「山男のガチャ」――。屈強なイメージの名前が付けられた「ガチャガチャ」が人気を呼んでいる。売り物にならない木の部位を活用することを目的に生まれた名前とは正反対のかわいらしいおもちゃだ。天然木のぬくもりを感じられる山の土産として、自動販売機を設置する店も増えている。(鈴木章功)

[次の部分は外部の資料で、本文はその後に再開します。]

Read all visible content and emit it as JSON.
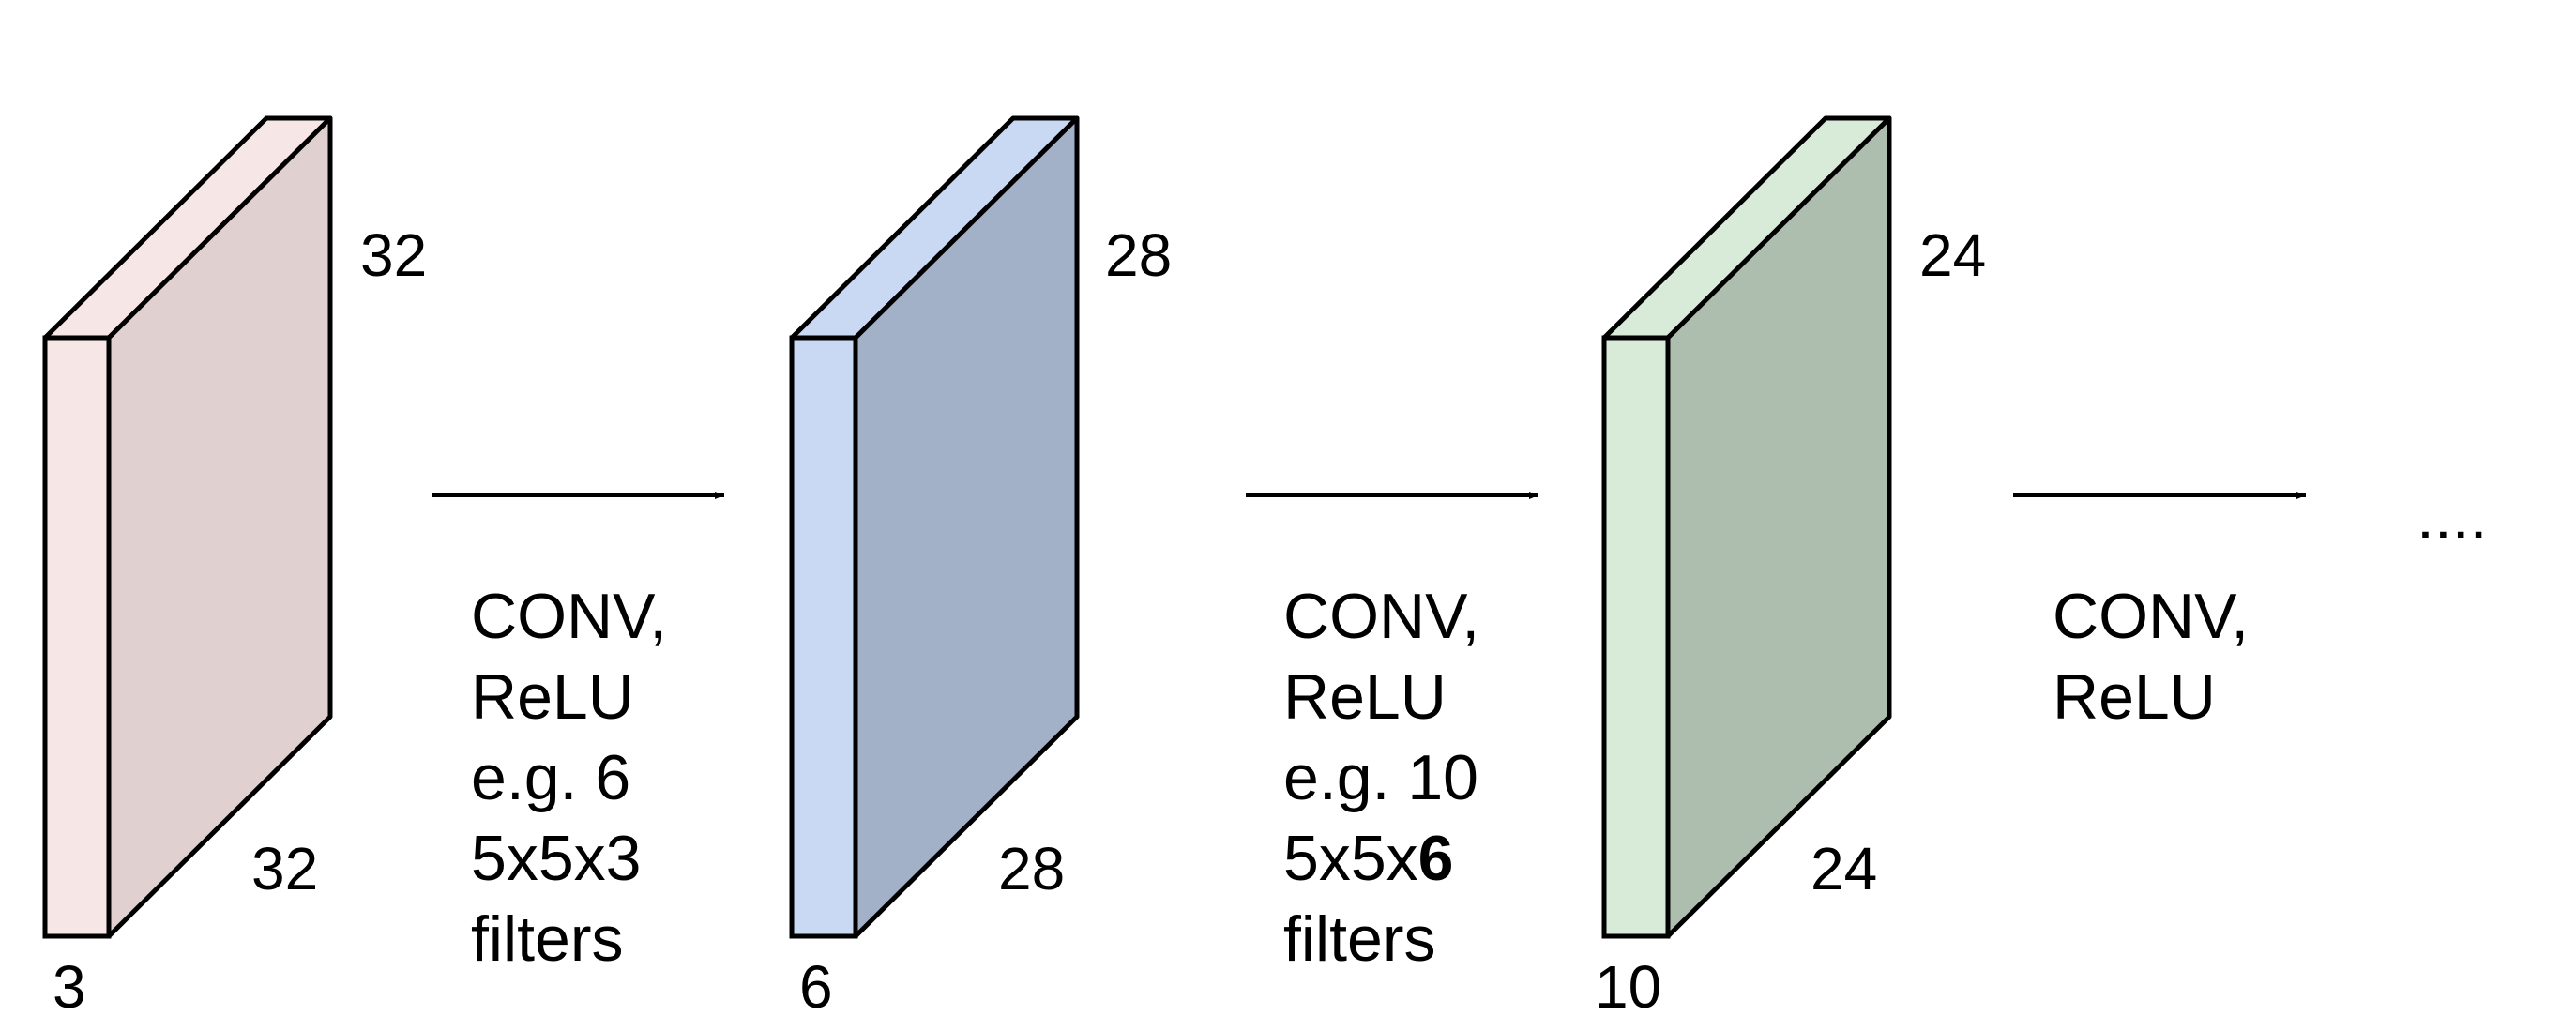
{
  "colors": {
    "volume1_front": "#F6E6E6",
    "volume1_side": "#E0D0D0",
    "volume2_front": "#C9D9F4",
    "volume2_side": "#A2B0C8",
    "volume3_front": "#D8EAD8",
    "volume3_side": "#AEBEAE",
    "stroke": "#000000"
  },
  "volumes": [
    {
      "height": "32",
      "width": "32",
      "depth": "3"
    },
    {
      "height": "28",
      "width": "28",
      "depth": "6"
    },
    {
      "height": "24",
      "width": "24",
      "depth": "10"
    }
  ],
  "layers": [
    {
      "line1": "CONV,",
      "line2": "ReLU",
      "line3": "e.g. 6",
      "line4_prefix": "5x5x3",
      "line4_bold": "",
      "line5": "filters"
    },
    {
      "line1": "CONV,",
      "line2": "ReLU",
      "line3": "e.g. 10",
      "line4_prefix": "5x5x",
      "line4_bold": "6",
      "line5": "filters"
    },
    {
      "line1": "CONV,",
      "line2": "ReLU"
    }
  ],
  "continuation": "...."
}
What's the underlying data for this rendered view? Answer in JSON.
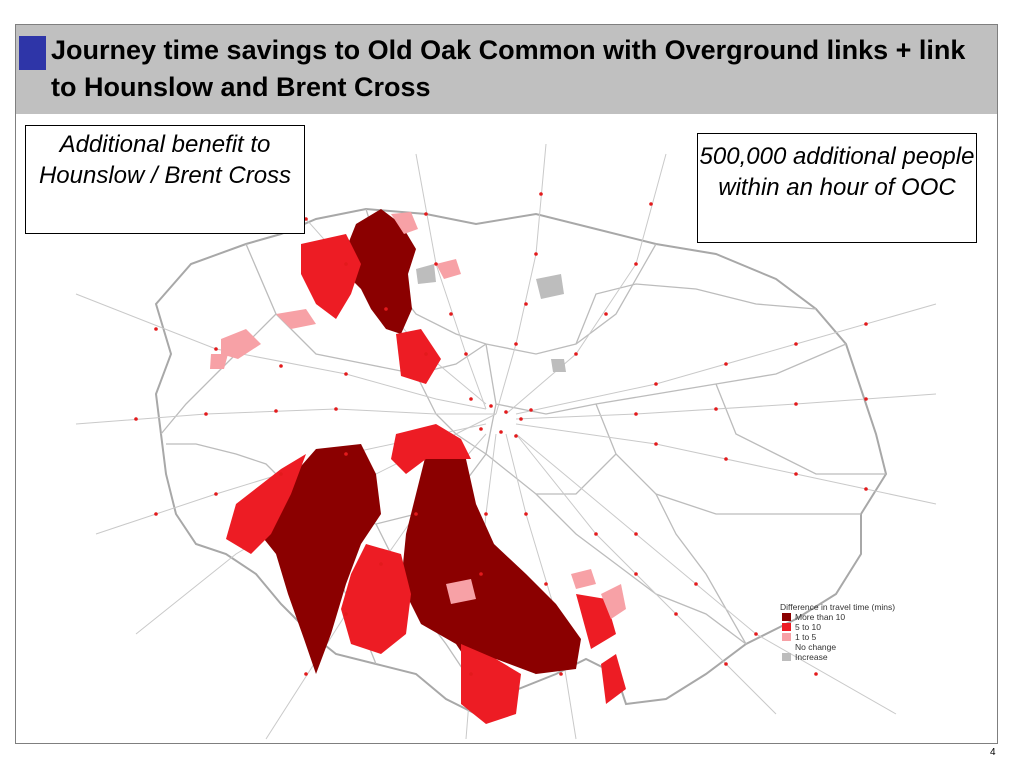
{
  "slide": {
    "title": "Journey time savings to Old Oak Common with Overground links + link to Hounslow and Brent Cross",
    "page_number": "4",
    "accent_color": "#2e35a8"
  },
  "callouts": {
    "left": "Additional benefit to Hounslow / Brent Cross",
    "right": "500,000 additional people within an hour of OOC"
  },
  "legend": {
    "title": "Difference in travel time (mins)",
    "items": [
      {
        "label": "More than 10",
        "color": "#8b0000"
      },
      {
        "label": "5 to 10",
        "color": "#ed1c24"
      },
      {
        "label": "1 to 5",
        "color": "#f7a1a6"
      },
      {
        "label": "No change",
        "color": "none"
      },
      {
        "label": "Increase",
        "color": "#bdbdbd"
      }
    ]
  }
}
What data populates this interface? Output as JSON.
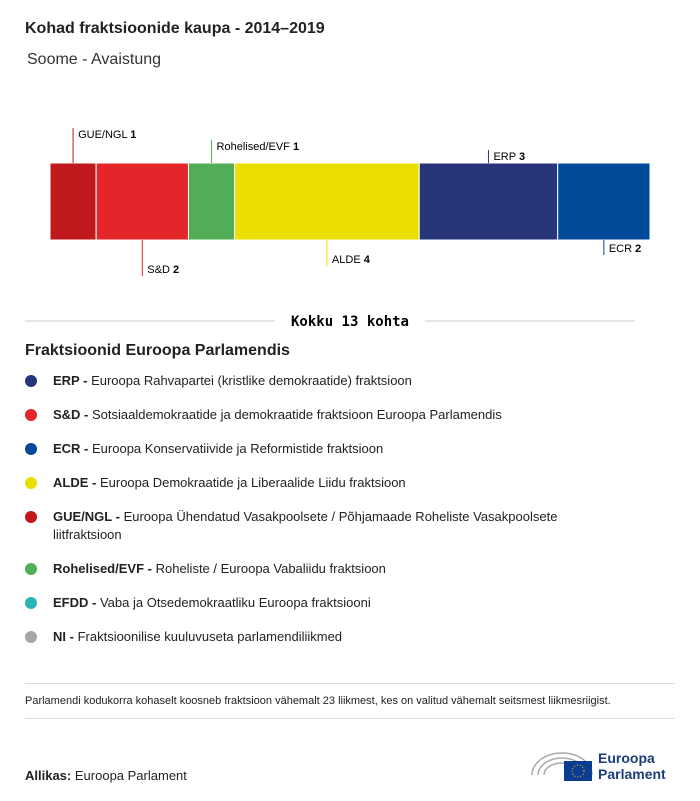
{
  "header": {
    "title": "Kohad fraktsioonide kaupa - 2014–2019",
    "subtitle": "Soome - Avaistung"
  },
  "chart_data": {
    "type": "bar",
    "orientation": "horizontal",
    "stacked": true,
    "categories": [
      "GUE/NGL",
      "S&D",
      "Rohelised/EVF",
      "ALDE",
      "ERP",
      "ECR"
    ],
    "values": [
      1,
      2,
      1,
      4,
      3,
      2
    ],
    "colors": [
      "#c0191d",
      "#e4252a",
      "#52ad57",
      "#ebdf00",
      "#263479",
      "#004a9a"
    ],
    "total_label": "Kokku 13 kohta"
  },
  "legend": {
    "title": "Fraktsioonid Euroopa Parlamendis",
    "items": [
      {
        "abbr": "ERP -",
        "text": "Euroopa Rahvapartei (kristlike demokraatide) fraktsioon",
        "color": "#263479"
      },
      {
        "abbr": "S&D -",
        "text": "Sotsiaaldemokraatide ja demokraatide fraktsioon Euroopa Parlamendis",
        "color": "#e4252a"
      },
      {
        "abbr": "ECR -",
        "text": "Euroopa Konservatiivide ja Reformistide fraktsioon",
        "color": "#004a9a"
      },
      {
        "abbr": "ALDE -",
        "text": "Euroopa Demokraatide ja Liberaalide Liidu fraktsioon",
        "color": "#ebdf00"
      },
      {
        "abbr": "GUE/NGL -",
        "text": "Euroopa Ühendatud Vasakpoolsete / Põhjamaade Roheliste Vasakpoolsete liitfraktsioon",
        "color": "#c0191d"
      },
      {
        "abbr": "Rohelised/EVF -",
        "text": "Roheliste / Euroopa Vabaliidu fraktsioon",
        "color": "#52ad57"
      },
      {
        "abbr": "EFDD -",
        "text": "Vaba ja Otsedemokraatliku Euroopa fraktsiooni",
        "color": "#2bb5b7"
      },
      {
        "abbr": "NI -",
        "text": "Fraktsioonilise kuuluvuseta parlamendiliikmed",
        "color": "#a5a5a5"
      }
    ]
  },
  "footer": {
    "note": "Parlamendi kodukorra kohaselt koosneb fraktsioon vähemalt 23 liikmest, kes on valitud vähemalt seitsmest liikmesriigist.",
    "source_label": "Allikas:",
    "source": "Euroopa Parlament",
    "logo_line1": "Euroopa",
    "logo_line2": "Parlament"
  }
}
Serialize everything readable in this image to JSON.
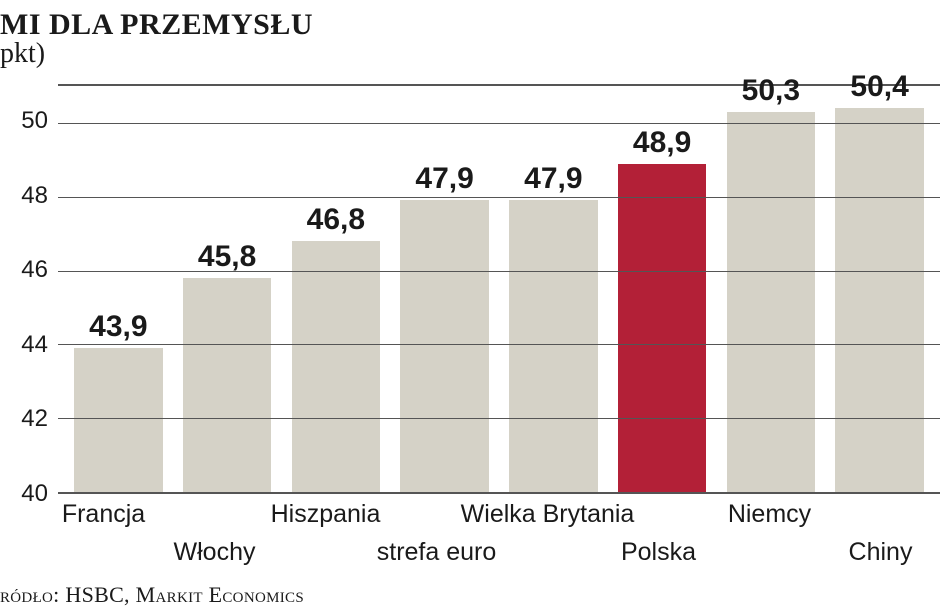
{
  "title": {
    "line1": "MI dla przemysłu",
    "line2": "pkt)"
  },
  "chart": {
    "type": "bar",
    "ylim": [
      40,
      51
    ],
    "ytick_min": 40,
    "ytick_max": 50,
    "ytick_step": 2,
    "grid_color": "#555555",
    "background_color": "#ffffff",
    "default_bar_color": "#d5d2c7",
    "highlight_bar_color": "#b32037",
    "label_fontsize": 30,
    "label_fontweight": 700,
    "axis_fontsize": 24,
    "xlabel_fontsize": 25,
    "bar_width": 0.88,
    "bars": [
      {
        "country": "Francja",
        "value": 43.9,
        "label": "43,9",
        "color": "#d5d2c7",
        "xrow": 0
      },
      {
        "country": "Włochy",
        "value": 45.8,
        "label": "45,8",
        "color": "#d5d2c7",
        "xrow": 1
      },
      {
        "country": "Hiszpania",
        "value": 46.8,
        "label": "46,8",
        "color": "#d5d2c7",
        "xrow": 0
      },
      {
        "country": "strefa euro",
        "value": 47.9,
        "label": "47,9",
        "color": "#d5d2c7",
        "xrow": 1
      },
      {
        "country": "Wielka Brytania",
        "value": 47.9,
        "label": "47,9",
        "color": "#d5d2c7",
        "xrow": 0
      },
      {
        "country": "Polska",
        "value": 48.9,
        "label": "48,9",
        "color": "#b32037",
        "xrow": 1
      },
      {
        "country": "Niemcy",
        "value": 50.3,
        "label": "50,3",
        "color": "#d5d2c7",
        "xrow": 0
      },
      {
        "country": "Chiny",
        "value": 50.4,
        "label": "50,4",
        "color": "#d5d2c7",
        "xrow": 1
      }
    ]
  },
  "source": "ródło: HSBC, Markit Economics"
}
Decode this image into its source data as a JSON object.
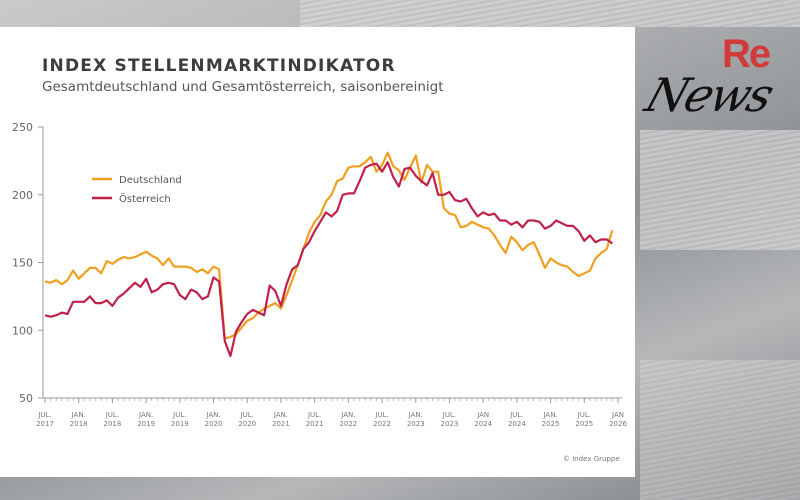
{
  "logo": {
    "text_top": "Re",
    "text_bottom": "News"
  },
  "chart_data": {
    "type": "line",
    "title": "INDEX STELLENMARKTINDIKATOR",
    "subtitle": "Gesamtdeutschland und Gesamtösterreich, saisonbereinigt",
    "credit": "© Index Gruppe",
    "ylim": [
      50,
      250
    ],
    "yticks": [
      50,
      100,
      150,
      200,
      250
    ],
    "xlim": [
      "2017-07",
      "2026-01"
    ],
    "xtick_labels": [
      [
        "JUL.",
        "2017"
      ],
      [
        "JAN.",
        "2018"
      ],
      [
        "JUL.",
        "2018"
      ],
      [
        "JAN.",
        "2019"
      ],
      [
        "JUL.",
        "2019"
      ],
      [
        "JAN.",
        "2020"
      ],
      [
        "JUL.",
        "2020"
      ],
      [
        "JAN.",
        "2021"
      ],
      [
        "JUL.",
        "2021"
      ],
      [
        "JAN.",
        "2022"
      ],
      [
        "JUL.",
        "2022"
      ],
      [
        "JAN.",
        "2023"
      ],
      [
        "JUL.",
        "2023"
      ],
      [
        "JAN",
        "2024"
      ],
      [
        "JUL.",
        "2024"
      ],
      [
        "JAN.",
        "2025"
      ],
      [
        "JUL.",
        "2025"
      ],
      [
        "JAN",
        "2026"
      ]
    ],
    "grid": false,
    "legend": "top-left",
    "x_start": "2017-07",
    "x_frequency": "monthly",
    "series": [
      {
        "name": "Deutschland",
        "color": "#f0a020",
        "values": [
          136,
          135,
          137,
          134,
          137,
          144,
          138,
          142,
          146,
          146,
          142,
          151,
          149,
          152,
          154,
          153,
          154,
          156,
          158,
          155,
          153,
          148,
          153,
          147,
          147,
          147,
          146,
          143,
          145,
          142,
          147,
          145,
          94,
          95,
          97,
          102,
          107,
          109,
          113,
          116,
          118,
          120,
          116,
          126,
          137,
          148,
          160,
          172,
          180,
          185,
          195,
          200,
          210,
          212,
          220,
          221,
          221,
          224,
          228,
          217,
          222,
          231,
          221,
          218,
          211,
          220,
          229,
          209,
          222,
          217,
          217,
          190,
          186,
          185,
          176,
          177,
          180,
          178,
          176,
          175,
          170,
          163,
          157,
          169,
          165,
          159,
          163,
          165,
          156,
          146,
          153,
          150,
          148,
          147,
          143,
          140,
          142,
          144,
          153,
          157,
          160,
          174
        ]
      },
      {
        "name": "Österreich",
        "color": "#c0214a",
        "values": [
          111,
          110,
          111,
          113,
          112,
          121,
          121,
          121,
          125,
          120,
          120,
          122,
          118,
          124,
          127,
          131,
          135,
          132,
          138,
          128,
          130,
          134,
          135,
          134,
          126,
          123,
          130,
          128,
          123,
          125,
          139,
          136,
          92,
          81,
          99,
          106,
          112,
          115,
          113,
          111,
          133,
          129,
          118,
          134,
          145,
          148,
          160,
          165,
          173,
          180,
          187,
          184,
          188,
          200,
          201,
          201,
          210,
          220,
          222,
          223,
          217,
          224,
          213,
          206,
          219,
          220,
          214,
          210,
          207,
          216,
          200,
          200,
          202,
          196,
          195,
          197,
          190,
          184,
          187,
          185,
          186,
          181,
          181,
          178,
          180,
          176,
          181,
          181,
          180,
          175,
          177,
          181,
          179,
          177,
          177,
          173,
          166,
          170,
          165,
          167,
          167,
          164
        ]
      }
    ]
  }
}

硬貨を入れてハンドルを回すと、直径6センチほどのカプセルが出てくる。中に入っているのは、木の枝や幹の細い部分を加工して作られた「ぶんぶんごま」や鳥の鳴き声のような音を出す「バードコール」など12種類。天然の木を加工しているため、色や形、木目や節の場所が一点一点異なるのが特徴だ。「おもちゃ版」と、キーチェーンを付けたり、さいころ型に加工したりしたマグネットが入っている「雑貨版」があり、ともに1回500円で楽しめる。
このガチャガチャを製作しているのは、檜原村の林業会社「東京チェンソーズ」(青木亮輔社長)。同社は2006年、都森林組合に勤めていた若者4人で起業。檜原村を拠点に間伐や枝打ち、下刈りなどを請け負ったり、会員参加型の森づくりをしたりする事業を展開し、現在は20~50代の計22人が働く。
林業は取扱量の多い杉やヒノキの原木価格が安いため、補助金がないと経営が苦しくなる構造的な問題を抱えている。また、1本の木のうち最終的に建材になるのは25%程度で、枝や根、樹皮など残りの部位の多くは捨てられているのが現状だという。
同社は廃棄される75%の部位に着目。これを使えるようにすれば、1本あたりの木の価値が上がると考え、今まで流通していなかった規格外の木の部位にも価値をつける試み「1本まるごと販売」を打ち出した。
18年には、枝葉がついた先端部分や、幹が二手に分かれて伸びた「二股」、地中に伸びた根株など計15の部位を解説したカタログを作成。建築関係者や商業デザイナーなどに活用を働きかけたところ、昨年からオブジェやカフェのテーブルなどに採用されるケースが出てきたという。
こうした流れの中で誕生した「山男のガチャ」は昨年6月から販売が始まった。檜原村の観光名所「払沢の滝」の入り口に設置したところ、観光客らの間ですぐに評判となり、青梅市の御岳登山鉄道・滝本駅や、JR奥多摩駅2階のカフェ「ポート おくたま」、あきる野市の温泉施設「瀬音の湯」など、西多摩地域を中心に22か所に自動販売機を置いてもらえるようになった。
同社の創業メンバーの木田正人さん(54)は、「来年の夏までに50か所設置を目指す。山男のガチャを通じて、より多くの方に木に触れてもらい、木の良さを広めていけたら」と意気込んでいる。